Die Realität ist unbequem, aber unausweichlich: Deutschland braucht wieder eine allgemeine Wehrpflicht. Nicht als Relikt vergangener Zeiten, sondern als notwendige Antwort auf die sicherheitspolitischen Herausforderungen des 21. Jahrhunderts. Die Wehrpflicht würde nicht nur die personellen Probleme der Bundeswehr lösen, sondern auch den gesellschaftlichen Zusammenhalt stärken und jungen Menschen Disziplin, Verantwortungsbewusstsein und Vaterlandsliebe vermitteln – Werte, die in unserer individualisierten Gesellschaft zunehmend verloren gehen.
Ein Blick über den Tellerrand
Während Deutschland über Freiwilligkeit philosophiert, machen andere Länder Nägel mit Köpfen. Schweden hat die Wehrpflicht bereits 2017 wieder eingeführt, Litauen schon 2015. Selbst in der neutralen Schweiz funktioniert das Milizsystem seit Jahrhunderten reibungslos. Diese Länder haben verstanden, was deutsche Politiker offenbar noch immer nicht wahrhaben wollen: Sicherheit gibt es nicht zum Nulltarif.

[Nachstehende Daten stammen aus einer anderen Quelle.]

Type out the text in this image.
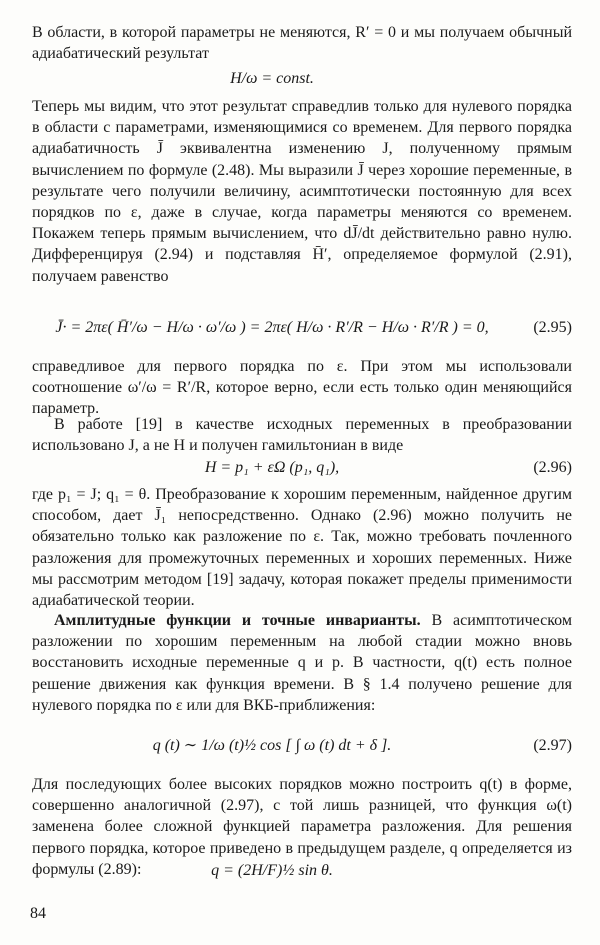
В области, в которой параметры не меняются, R′ = 0 и мы получаем обычный адиабатический результат
H/ω = const.
Теперь мы видим, что этот результат справедлив только для нулевого порядка в области с параметрами, изменяющимися со временем. Для первого порядка адиабатичность J̄ эквивалентна изменению J, полученному прямым вычислением по формуле (2.48). Мы выразили J̄ через хорошие переменные, в результате чего получили величину, асимптотически постоянную для всех порядков по ε, даже в случае, когда параметры меняются со временем. Покажем теперь прямым вычислением, что dJ̄/dt действительно равно нулю. Дифференцируя (2.94) и подставляя H̄′, определяемое формулой (2.91), получаем равенство
J̄· = 2πε( H̄′/ω − H/ω · ω′/ω ) = 2πε( H/ω · R′/R − H/ω · R′/R ) = 0,	(2.95)
справедливое для первого порядка по ε. При этом мы использовали соотношение ω′/ω = R′/R, которое верно, если есть только один меняющийся параметр.
В работе [19] в качестве исходных переменных в преобразовании использовано J, а не H и получен гамильтониан в виде
H = p₁ + εΩ (p₁, q₁),	(2.96)
где p₁ = J; q₁ = θ. Преобразование к хорошим переменным, найденное другим способом, дает J̄₁ непосредственно. Однако (2.96) можно получить не обязательно только как разложение по ε. Так, можно требовать почленного разложения для промежуточных переменных и хороших переменных. Ниже мы рассмотрим методом [19] задачу, которая покажет пределы применимости адиабатической теории.
Амплитудные функции и точные инварианты. В асимптотическом разложении по хорошим переменным на любой стадии можно вновь восстановить исходные переменные q и p. В частности, q(t) есть полное решение движения как функция времени. В § 1.4 получено решение для нулевого порядка по ε или для ВКБ-приближения:
q (t) ∼ 1/ω (t)½ cos [ ∫ ω (t) dt + δ ].	(2.97)
Для последующих более высоких порядков можно построить q(t) в форме, совершенно аналогичной (2.97), с той лишь разницей, что функция ω(t) заменена более сложной функцией параметра разложения. Для решения первого порядка, которое приведено в предыдущем разделе, q определяется из формулы (2.89):	q = (2H/F)½ sin θ.
84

Die aktuelle Weltlage mit dem andauernden Ukraine-Krieg, der Eskalation im Nahen Osten und den zunehmenden Spannungen mit China sollte eigentlich Warnung genug sein. Doch statt entschlossen zu handeln, verliert sich die deutsche Politik in endlosen Debatten und gegenseitigen Schuldzuweisungen. Ein Luxus, den wir uns angesichts der Bedrohungslage schlicht nicht mehr leisten können.

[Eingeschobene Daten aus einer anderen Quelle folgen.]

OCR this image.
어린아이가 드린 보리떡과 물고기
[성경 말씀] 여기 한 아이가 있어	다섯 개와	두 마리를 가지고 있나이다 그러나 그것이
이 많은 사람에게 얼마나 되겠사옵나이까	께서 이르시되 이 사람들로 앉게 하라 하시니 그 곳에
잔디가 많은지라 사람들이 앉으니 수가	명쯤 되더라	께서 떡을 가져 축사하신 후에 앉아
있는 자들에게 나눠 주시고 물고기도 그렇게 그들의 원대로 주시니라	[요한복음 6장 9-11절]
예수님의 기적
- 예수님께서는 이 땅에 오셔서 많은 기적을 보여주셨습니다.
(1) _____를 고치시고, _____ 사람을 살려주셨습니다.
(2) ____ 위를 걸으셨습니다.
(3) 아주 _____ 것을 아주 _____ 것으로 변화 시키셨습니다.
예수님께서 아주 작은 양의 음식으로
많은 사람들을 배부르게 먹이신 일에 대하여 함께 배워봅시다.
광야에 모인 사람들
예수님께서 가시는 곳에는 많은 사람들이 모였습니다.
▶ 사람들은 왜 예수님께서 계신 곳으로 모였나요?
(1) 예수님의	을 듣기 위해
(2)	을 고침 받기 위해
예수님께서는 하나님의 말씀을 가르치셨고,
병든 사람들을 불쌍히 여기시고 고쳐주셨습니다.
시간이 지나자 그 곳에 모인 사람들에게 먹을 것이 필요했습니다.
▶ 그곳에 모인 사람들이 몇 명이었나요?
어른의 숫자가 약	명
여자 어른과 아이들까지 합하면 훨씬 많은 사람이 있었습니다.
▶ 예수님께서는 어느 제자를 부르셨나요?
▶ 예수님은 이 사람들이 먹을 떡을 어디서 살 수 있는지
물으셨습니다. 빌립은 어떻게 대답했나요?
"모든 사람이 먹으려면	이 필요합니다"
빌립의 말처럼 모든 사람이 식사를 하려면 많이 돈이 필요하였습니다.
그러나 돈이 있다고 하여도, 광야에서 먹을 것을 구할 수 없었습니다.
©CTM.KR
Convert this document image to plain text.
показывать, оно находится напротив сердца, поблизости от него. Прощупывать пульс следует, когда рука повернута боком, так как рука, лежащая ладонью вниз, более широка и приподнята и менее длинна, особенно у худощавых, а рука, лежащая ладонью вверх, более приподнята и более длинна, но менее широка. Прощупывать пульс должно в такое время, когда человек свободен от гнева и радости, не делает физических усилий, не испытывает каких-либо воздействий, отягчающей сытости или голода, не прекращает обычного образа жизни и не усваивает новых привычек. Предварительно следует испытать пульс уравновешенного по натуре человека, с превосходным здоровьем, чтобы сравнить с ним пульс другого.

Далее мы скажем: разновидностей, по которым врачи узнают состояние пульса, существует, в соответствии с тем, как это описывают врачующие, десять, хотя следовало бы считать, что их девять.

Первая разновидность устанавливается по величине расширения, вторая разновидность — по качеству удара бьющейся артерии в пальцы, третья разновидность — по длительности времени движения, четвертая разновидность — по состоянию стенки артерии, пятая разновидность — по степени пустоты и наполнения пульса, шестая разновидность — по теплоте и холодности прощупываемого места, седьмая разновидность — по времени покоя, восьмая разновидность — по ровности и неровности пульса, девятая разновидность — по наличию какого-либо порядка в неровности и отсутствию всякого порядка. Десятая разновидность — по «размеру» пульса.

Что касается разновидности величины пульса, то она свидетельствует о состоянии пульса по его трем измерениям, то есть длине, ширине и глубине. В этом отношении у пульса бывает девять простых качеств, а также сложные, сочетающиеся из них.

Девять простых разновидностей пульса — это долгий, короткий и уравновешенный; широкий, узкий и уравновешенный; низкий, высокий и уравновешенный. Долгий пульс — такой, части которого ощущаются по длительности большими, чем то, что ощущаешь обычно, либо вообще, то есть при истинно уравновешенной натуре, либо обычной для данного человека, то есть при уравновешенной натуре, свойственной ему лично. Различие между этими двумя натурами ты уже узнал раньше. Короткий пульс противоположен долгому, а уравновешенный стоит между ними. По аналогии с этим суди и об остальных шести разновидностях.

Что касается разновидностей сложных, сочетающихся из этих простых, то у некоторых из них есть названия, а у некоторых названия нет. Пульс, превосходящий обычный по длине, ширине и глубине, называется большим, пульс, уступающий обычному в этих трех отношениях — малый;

Zeit für klare Entscheidungen
Es ist höchste Zeit, dass die politische Führung in Berlin ihrer Verantwortung gerecht wird und klare Entscheidungen trifft. Das bedeutet: Schluss mit halbherzigen Freiwilligenmodellen, die niemanden überzeugen. Schluss mit parteipolitischen Spielchen auf dem Rücken der Landesverteidigung. Und vor allem: Schluss mit der Illusion, dass sich Sicherheit und Freiheit ohne persönlichen Einsatz und Opferbereitschaft bewahren lassen.

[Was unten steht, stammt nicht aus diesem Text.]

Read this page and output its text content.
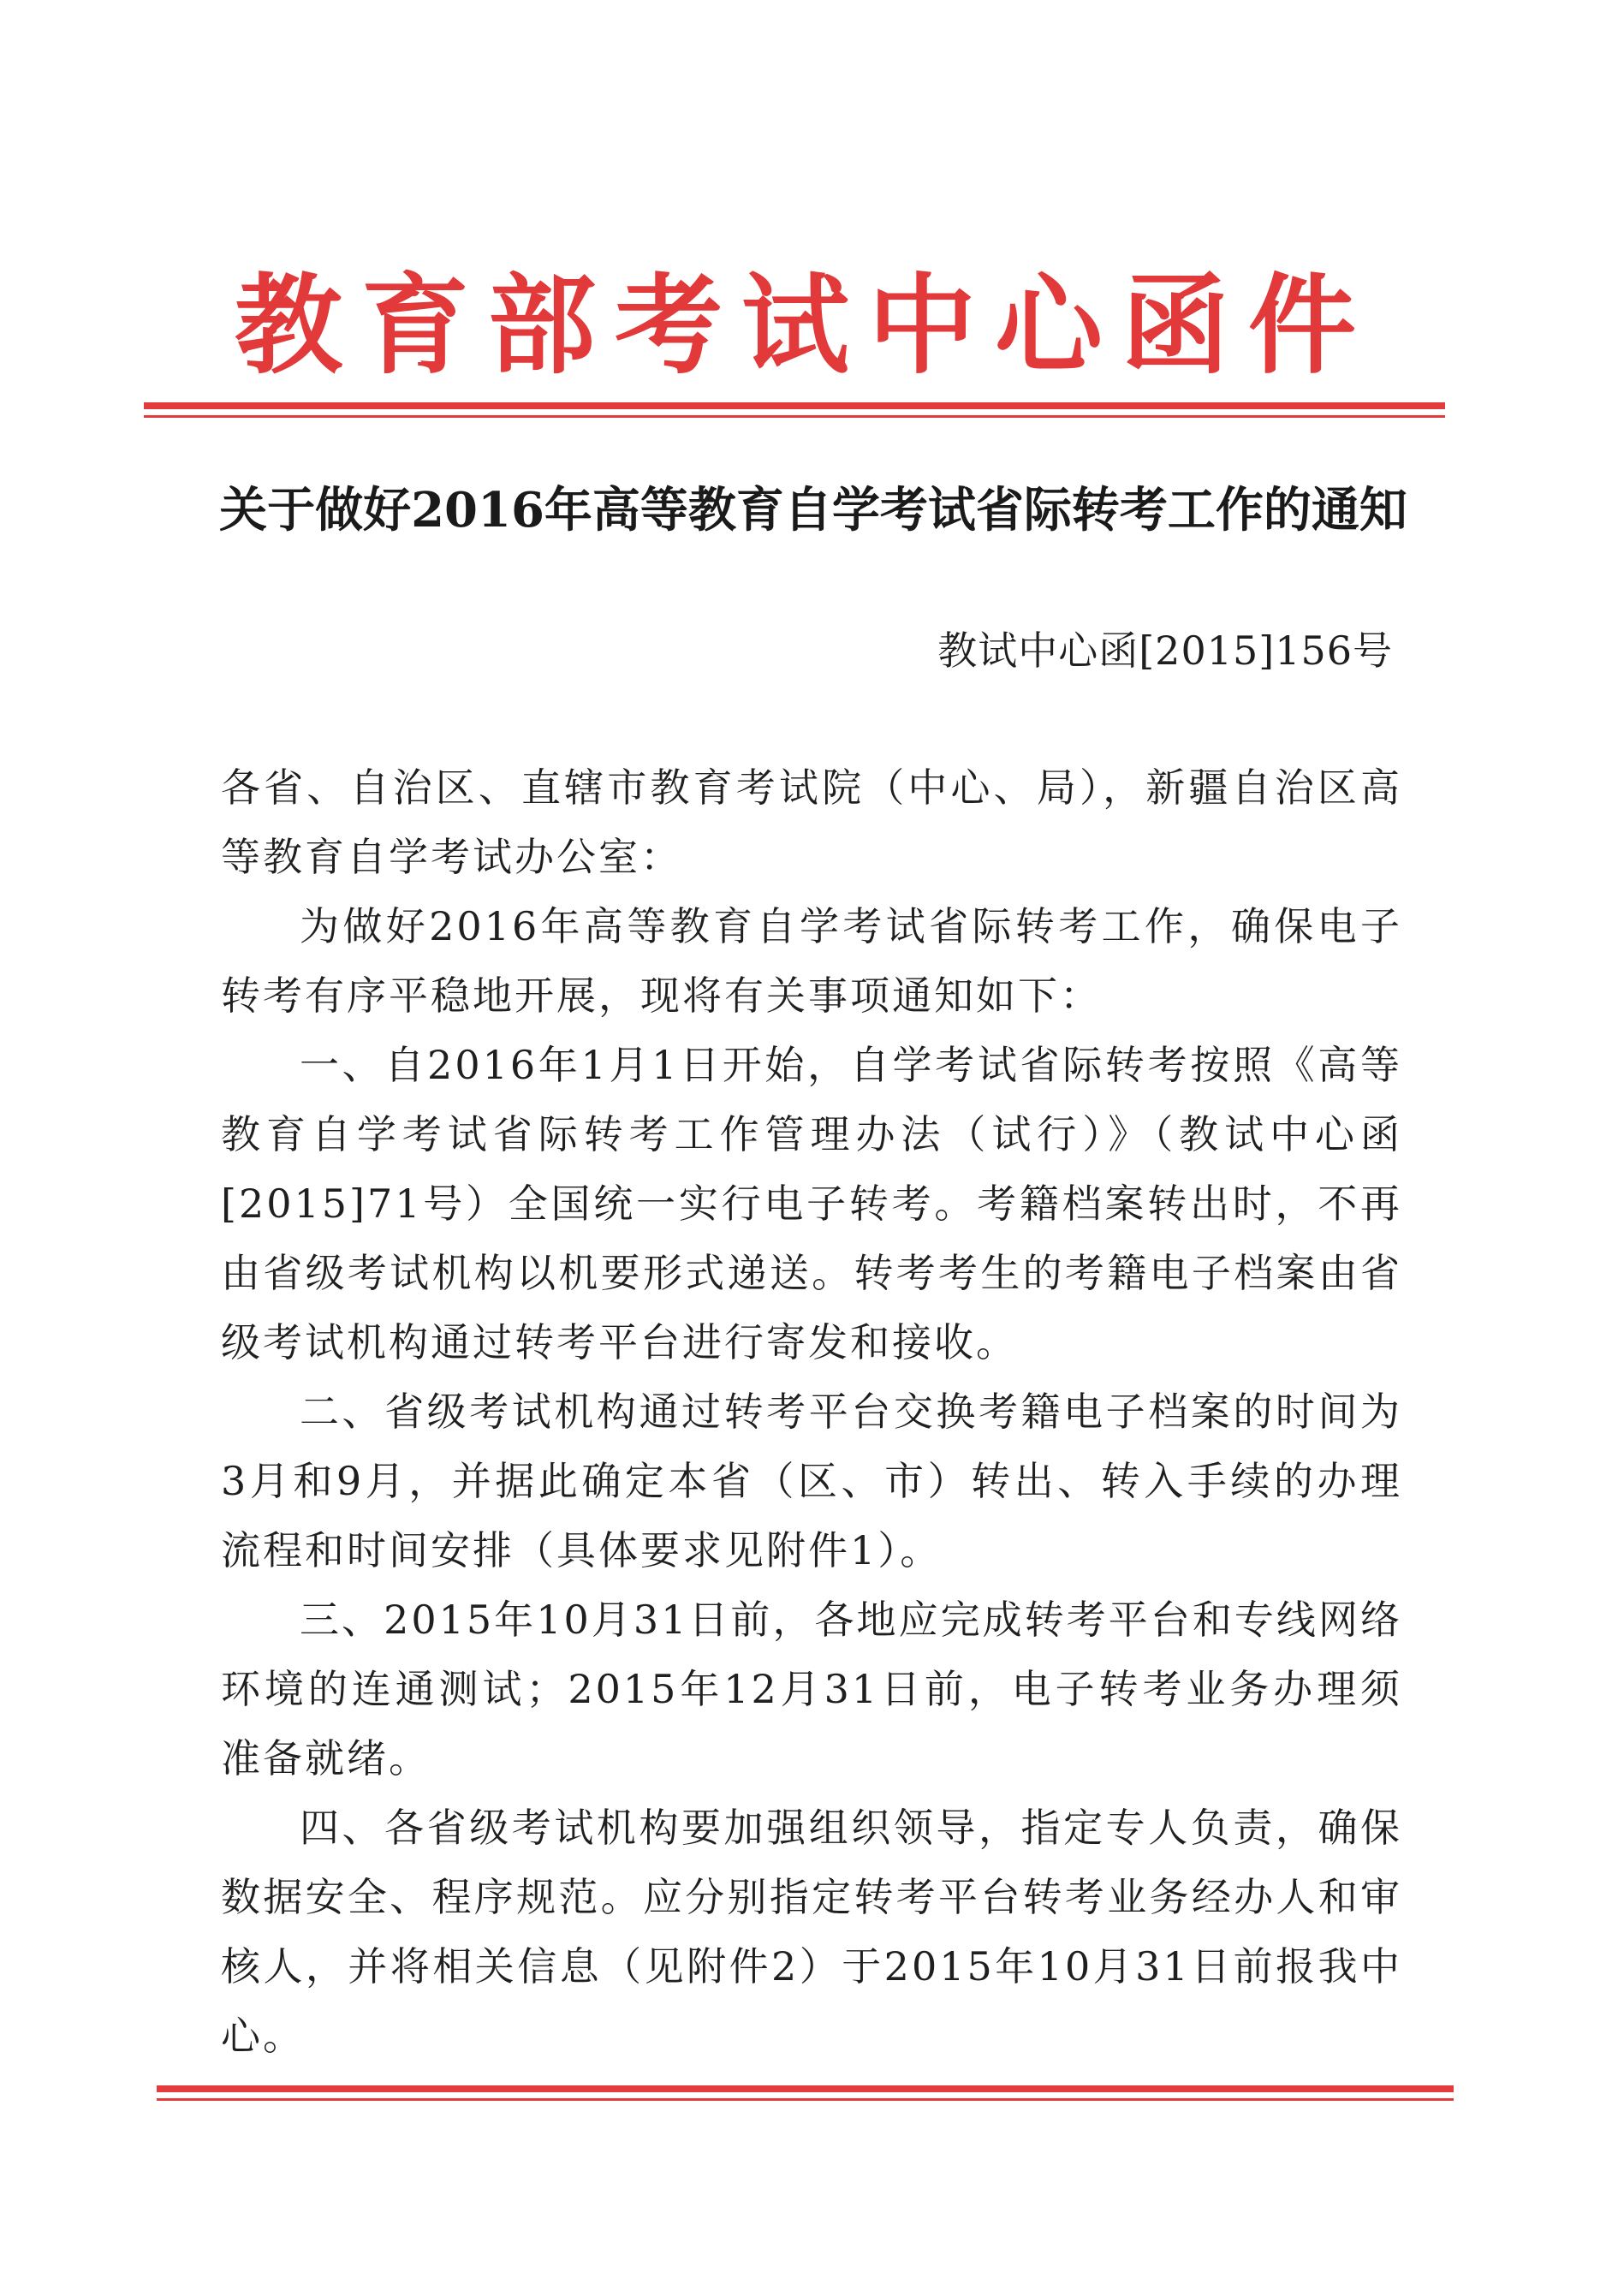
教育部考试中心函件
关于做好2016年高等教育自学考试省际转考工作的通知
教试中心函[2015]156号

各省、自治区、直辖市教育考试院（中心、局），新疆自治区高等教育自学考试办公室：

为做好2016年高等教育自学考试省际转考工作，确保电子转考有序平稳地开展，现将有关事项通知如下：

一、自2016年1月1日开始，自学考试省际转考按照《高等教育自学考试省际转考工作管理办法（试行）》（教试中心函[2015]71号）全国统一实行电子转考。考籍档案转出时，不再由省级考试机构以机要形式递送。转考考生的考籍电子档案由省级考试机构通过转考平台进行寄发和接收。

二、省级考试机构通过转考平台交换考籍电子档案的时间为3月和9月，并据此确定本省（区、市）转出、转入手续的办理流程和时间安排（具体要求见附件1）。

三、2015年10月31日前，各地应完成转考平台和专线网络环境的连通测试；2015年12月31日前，电子转考业务办理须准备就绪。

四、各省级考试机构要加强组织领导，指定专人负责，确保数据安全、程序规范。应分别指定转考平台转考业务经办人和审核人，并将相关信息（见附件2）于2015年10月31日前报我中心。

Die Wiedereinführung der Wehrpflicht mag unpopulär sein, aber sie ist alternativlos. Je länger die Politik diese Entscheidung hinauszögert, desto teurer wird uns das Zögern zu stehen kommen. Merz' Skepsis gegenüber dem Freiwilligenmodell ist ein erster Schritt in die richtige Richtung. Nun müssen den Worten auch Taten folgen – bevor es zu spät ist.